Because distributions of variables such as $\mathrm{PCB}$, the $\mathrm{PCB}$ congeners, and TEQ tend to be skewed, researchers frequently analyze the logarithms of the measured variables. Create a data set that has the logs of each of the variables in the $\mathrm{PCB}$ data file. Note that zero is a possible value for $\mathrm{PCB} 126$; most software packages will eliminate these cases when you request a log transformation.
(a) If you do not do anything about the 16 zero values of $\mathrm{PCB} 126$, what does your software do with these cases? Is there an error message of some kind?
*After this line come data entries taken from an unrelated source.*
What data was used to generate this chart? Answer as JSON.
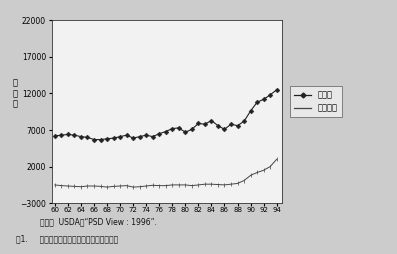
{
  "prod_years": [
    60,
    61,
    62,
    63,
    64,
    65,
    66,
    67,
    68,
    69,
    70,
    71,
    72,
    73,
    74,
    75,
    76,
    77,
    78,
    79,
    80,
    81,
    82,
    83,
    84,
    85,
    86,
    87,
    88,
    89,
    90,
    91,
    92,
    93,
    94
  ],
  "production": [
    6200,
    6300,
    6400,
    6300,
    6100,
    6000,
    5700,
    5700,
    5800,
    5900,
    6100,
    6300,
    5900,
    6100,
    6300,
    6100,
    6500,
    6800,
    7200,
    7300,
    6700,
    7100,
    7900,
    7800,
    8300,
    7600,
    7100,
    7800,
    7600,
    8200,
    9600,
    10800,
    11200,
    11800,
    12500
  ],
  "net_exports": [
    -500,
    -600,
    -650,
    -700,
    -750,
    -650,
    -650,
    -700,
    -800,
    -700,
    -650,
    -600,
    -800,
    -750,
    -650,
    -550,
    -600,
    -600,
    -500,
    -500,
    -500,
    -600,
    -500,
    -400,
    -400,
    -450,
    -500,
    -400,
    -300,
    100,
    800,
    1200,
    1500,
    2000,
    3000
  ],
  "prod_color": "#222222",
  "export_color": "#444444",
  "ylim": [
    -3000,
    22000
  ],
  "yticks": [
    -3000,
    2000,
    7000,
    12000,
    17000,
    22000
  ],
  "xtick_labels": [
    "60",
    "62",
    "64",
    "66",
    "68",
    "70",
    "72",
    "74",
    "76",
    "78",
    "80",
    "82",
    "84",
    "86",
    "88",
    "90",
    "92",
    "94"
  ],
  "xtick_positions": [
    60,
    62,
    64,
    66,
    68,
    70,
    72,
    74,
    76,
    78,
    80,
    82,
    84,
    86,
    88,
    90,
    92,
    94
  ],
  "ylabel": "千\nト\nン",
  "legend_prod": "生産量",
  "legend_export": "純輸出量",
  "source_text": "資料：  USDA，“PSD View : 1996”.",
  "caption": "囱1.     ベトナムの米生産量と純輸出量の推移",
  "fig_bg": "#d8d8d8",
  "plot_bg": "#f5f5f5"
}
(b) If you attempt to run a regression to predict the log of $\mathrm{PCB}$ using the log of $\mathrm{PCB} 126$ and the log of $\mathrm{PCB} 52$, are the cases with the zero values of $\mathrm{PCB} 126$ eliminated? Do you think that this is a good way to handle this situation?
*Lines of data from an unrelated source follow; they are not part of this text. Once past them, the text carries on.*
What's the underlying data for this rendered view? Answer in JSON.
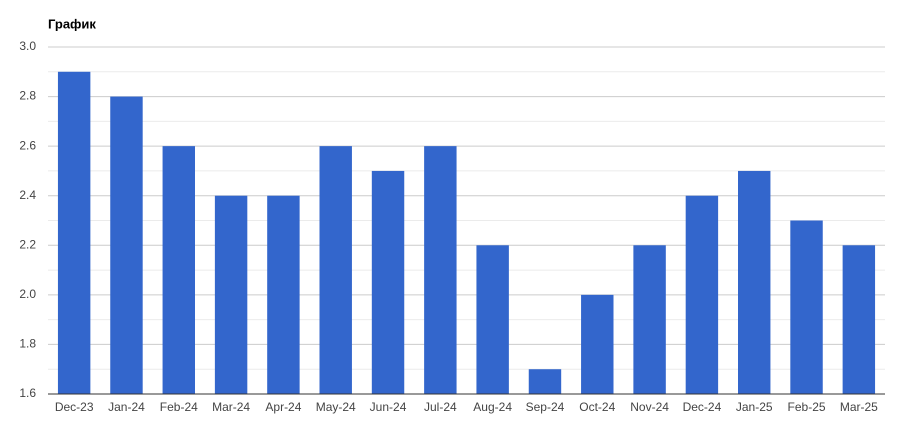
{
  "chart_data": {
    "type": "bar",
    "title": "График",
    "categories": [
      "Dec-23",
      "Jan-24",
      "Feb-24",
      "Mar-24",
      "Apr-24",
      "May-24",
      "Jun-24",
      "Jul-24",
      "Aug-24",
      "Sep-24",
      "Oct-24",
      "Nov-24",
      "Dec-24",
      "Jan-25",
      "Feb-25",
      "Mar-25"
    ],
    "values": [
      2.9,
      2.8,
      2.6,
      2.4,
      2.4,
      2.6,
      2.5,
      2.6,
      2.2,
      1.7,
      2.0,
      2.2,
      2.4,
      2.5,
      2.3,
      2.2
    ],
    "color": "#3366cc",
    "ylim": [
      1.6,
      3.0
    ],
    "yticks": [
      1.6,
      1.8,
      {
        "value": 2,
        "label": "2.0"
      },
      2.2,
      2.4,
      2.6,
      2.8,
      {
        "value": 3,
        "label": "3.0"
      }
    ],
    "grid": true,
    "minor_grid": true
  }
}
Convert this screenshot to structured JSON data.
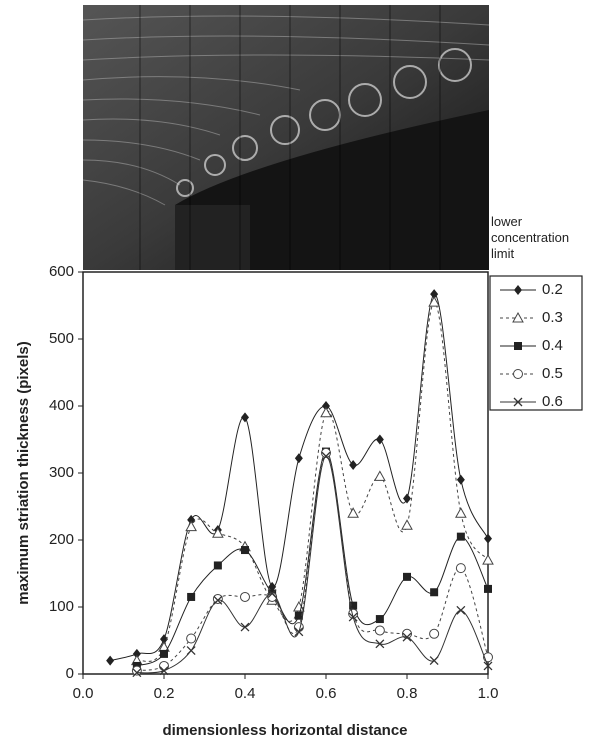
{
  "chart_data": {
    "type": "line",
    "xlabel": "dimensionless horizontal distance",
    "ylabel": "maximum striation thickness (pixels)",
    "legend_title": "lower concentration limit",
    "x": [
      0.067,
      0.133,
      0.2,
      0.267,
      0.333,
      0.4,
      0.467,
      0.533,
      0.6,
      0.667,
      0.733,
      0.8,
      0.867,
      0.933,
      1.0
    ],
    "series": [
      {
        "name": "0.2",
        "color": "#222",
        "marker": "diamond",
        "dash": "solid",
        "values": [
          20,
          30,
          52,
          230,
          215,
          383,
          130,
          322,
          400,
          312,
          350,
          262,
          567,
          290,
          202
        ]
      },
      {
        "name": "0.3",
        "color": "#444",
        "marker": "triangle",
        "dash": "dotted",
        "values": [
          null,
          20,
          40,
          220,
          210,
          190,
          110,
          100,
          390,
          240,
          295,
          222,
          555,
          240,
          170
        ]
      },
      {
        "name": "0.4",
        "color": "#222",
        "marker": "square",
        "dash": "solid",
        "values": [
          null,
          12,
          30,
          115,
          162,
          185,
          120,
          87,
          332,
          102,
          82,
          145,
          122,
          205,
          127
        ]
      },
      {
        "name": "0.5",
        "color": "#444",
        "marker": "circle",
        "dash": "dotted",
        "values": [
          null,
          5,
          12,
          53,
          112,
          115,
          115,
          70,
          330,
          90,
          65,
          60,
          60,
          158,
          25
        ]
      },
      {
        "name": "0.6",
        "color": "#333",
        "marker": "cross",
        "dash": "solid",
        "values": [
          null,
          2,
          5,
          35,
          110,
          70,
          120,
          63,
          325,
          85,
          45,
          55,
          20,
          95,
          12
        ]
      }
    ],
    "xlim": [
      0,
      1
    ],
    "xticks": [
      {
        "value": 0,
        "label": "0.0"
      },
      0.2,
      0.4,
      0.6,
      0.8,
      {
        "value": 1,
        "label": "1.0"
      }
    ],
    "ylim": [
      0,
      600
    ],
    "yticks": [
      0,
      100,
      200,
      300,
      400,
      500,
      600
    ],
    "grid": false,
    "legend_position": "upper right"
  }
}
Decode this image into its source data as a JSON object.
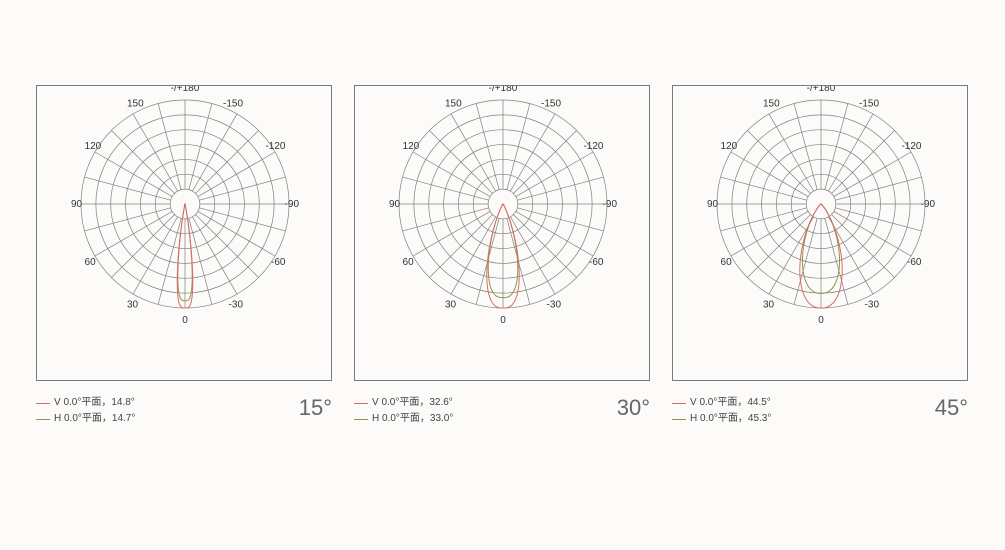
{
  "background_color": "#fcfbf9",
  "box_border_color": "#7a7a7a",
  "grid_color": "#808080",
  "colors": {
    "v": "#d86a6a",
    "h": "#8d9a3f"
  },
  "axis_labels": [
    {
      "deg": 180,
      "text": "-/+180"
    },
    {
      "deg": 150,
      "text": "150"
    },
    {
      "deg": 120,
      "text": "120"
    },
    {
      "deg": 90,
      "text": "90"
    },
    {
      "deg": 60,
      "text": "60"
    },
    {
      "deg": 30,
      "text": "30"
    },
    {
      "deg": 0,
      "text": "0"
    },
    {
      "deg": -30,
      "text": "-30"
    },
    {
      "deg": -60,
      "text": "-60"
    },
    {
      "deg": -90,
      "text": "-90"
    },
    {
      "deg": -120,
      "text": "-120"
    },
    {
      "deg": -150,
      "text": "-150"
    }
  ],
  "rings": 7,
  "spoke_step_deg": 15,
  "panels": [
    {
      "title": "15°",
      "legend": {
        "v": "V 0.0°平面，14.8°",
        "h": "H 0.0°平面，14.7°"
      },
      "beam": {
        "v_half_deg": 7.4,
        "h_half_deg": 7.35,
        "v_scale": 1.0,
        "h_scale": 0.93,
        "exp_v": 3.5,
        "exp_h": 3.5
      }
    },
    {
      "title": "30°",
      "legend": {
        "v": "V 0.0°平面，32.6°",
        "h": "H 0.0°平面，33.0°"
      },
      "beam": {
        "v_half_deg": 16.3,
        "h_half_deg": 16.5,
        "v_scale": 1.0,
        "h_scale": 0.9,
        "exp_v": 2.8,
        "exp_h": 2.8
      }
    },
    {
      "title": "45°",
      "legend": {
        "v": "V 0.0°平面，44.5°",
        "h": "H 0.0°平面，45.3°"
      },
      "beam": {
        "v_half_deg": 22.25,
        "h_half_deg": 22.65,
        "v_scale": 1.0,
        "h_scale": 0.86,
        "exp_v": 2.4,
        "exp_h": 2.4
      }
    }
  ]
}
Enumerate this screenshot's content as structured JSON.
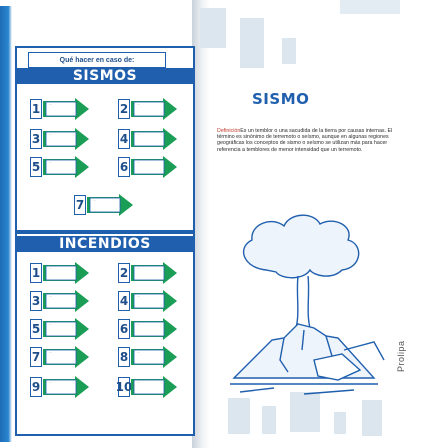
{
  "left_page": {
    "header": "Qué hacer en caso de:",
    "sections": [
      {
        "title": "SISMOS",
        "steps": [
          {
            "n": "1",
            "text": "..."
          },
          {
            "n": "2",
            "text": "..."
          },
          {
            "n": "3",
            "text": "..."
          },
          {
            "n": "4",
            "text": "..."
          },
          {
            "n": "5",
            "text": "..."
          },
          {
            "n": "6",
            "text": "..."
          },
          {
            "n": "7",
            "text": "..."
          }
        ]
      },
      {
        "title": "INCENDIOS",
        "steps": [
          {
            "n": "1",
            "text": "..."
          },
          {
            "n": "2",
            "text": "..."
          },
          {
            "n": "3",
            "text": "..."
          },
          {
            "n": "4",
            "text": "..."
          },
          {
            "n": "5",
            "text": "..."
          },
          {
            "n": "6",
            "text": "..."
          },
          {
            "n": "7",
            "text": "..."
          },
          {
            "n": "8",
            "text": "..."
          },
          {
            "n": "9",
            "text": "..."
          },
          {
            "n": "10",
            "text": "..."
          }
        ]
      }
    ]
  },
  "right_page": {
    "title": "SISMO",
    "definition_label": "Definición",
    "definition_text": "Es un temblor o una sacudida de la tierra por causas internas. El término es sinónimo de terremoto o seísmo, aunque en algunas regiones geográficas los conceptos de sismo o seísmo se utilizan más para hacer referencia a temblores de menor intensidad que un terremoto.",
    "brand": "Prolipa"
  },
  "colors": {
    "primary": "#1f5fae",
    "arrow": "#1a9e55",
    "accent": "#c0392b"
  }
}
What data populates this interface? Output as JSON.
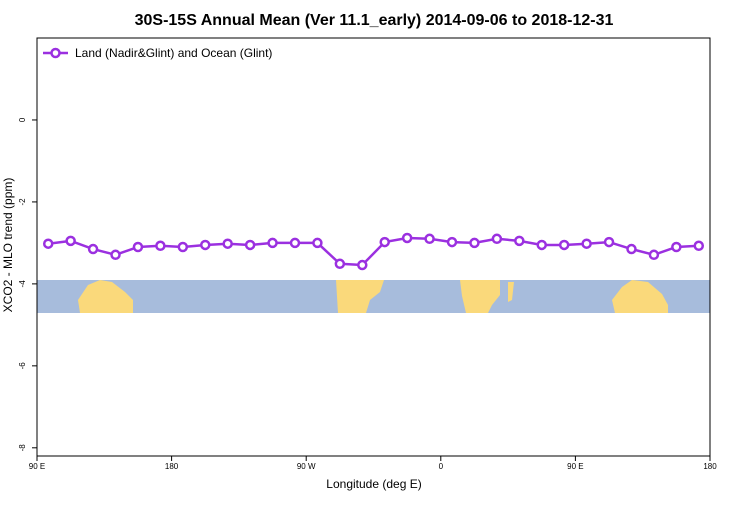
{
  "chart_data": {
    "type": "line",
    "title": "30S-15S Annual Mean (Ver 11.1_early)   2014-09-06 to 2018-12-31",
    "x_label": "Longitude (deg E)",
    "y_label": "XCO2 - MLO trend (ppm)",
    "x": [
      97.5,
      112.5,
      127.5,
      142.5,
      157.5,
      172.5,
      187.5,
      202.5,
      217.5,
      232.5,
      247.5,
      262.5,
      277.5,
      292.5,
      307.5,
      322.5,
      337.5,
      352.5,
      367.5,
      382.5,
      397.5,
      412.5,
      427.5,
      442.5,
      457.5,
      472.5,
      487.5,
      502.5,
      517.5,
      532.5
    ],
    "series": [
      {
        "name": "Land (Nadir&Glint) and Ocean (Glint)",
        "color": "#9b30e0",
        "values": [
          -3.02,
          -2.95,
          -3.15,
          -3.29,
          -3.1,
          -3.07,
          -3.1,
          -3.05,
          -3.02,
          -3.05,
          -3.0,
          -3.0,
          -3.0,
          -3.51,
          -3.54,
          -2.98,
          -2.88,
          -2.9,
          -2.98,
          -3.0,
          -2.9,
          -2.95,
          -3.05,
          -3.05,
          -3.02,
          -2.98,
          -3.15,
          -3.29,
          -3.1,
          -3.07
        ]
      }
    ],
    "xlim": [
      90,
      540
    ],
    "xticks": [
      {
        "value": 90,
        "label": "90 E"
      },
      180,
      {
        "value": 270,
        "label": "90 W"
      },
      {
        "value": 360,
        "label": "0"
      },
      {
        "value": 450,
        "label": "90 E"
      },
      {
        "value": 540,
        "label": "180"
      }
    ],
    "ylim": [
      -8.2,
      2
    ],
    "yticks": [
      0,
      -2,
      -4,
      -6,
      -8
    ],
    "legend": "top-left"
  }
}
(c) The smallest nonzero value of $\mathrm{PCB} 126$ is $0.0052$. One common practice when taking logarithms of measured values is to replace the zeros by one-half of the smallest observed value. Create a logarithm data set using this procedure; that is, replace the 16 zero values of $\mathrm{PCB} 126$ by $0.0026$ before taking logarithms. Use numerical and graphical summaries to describe the distributions of the log variables.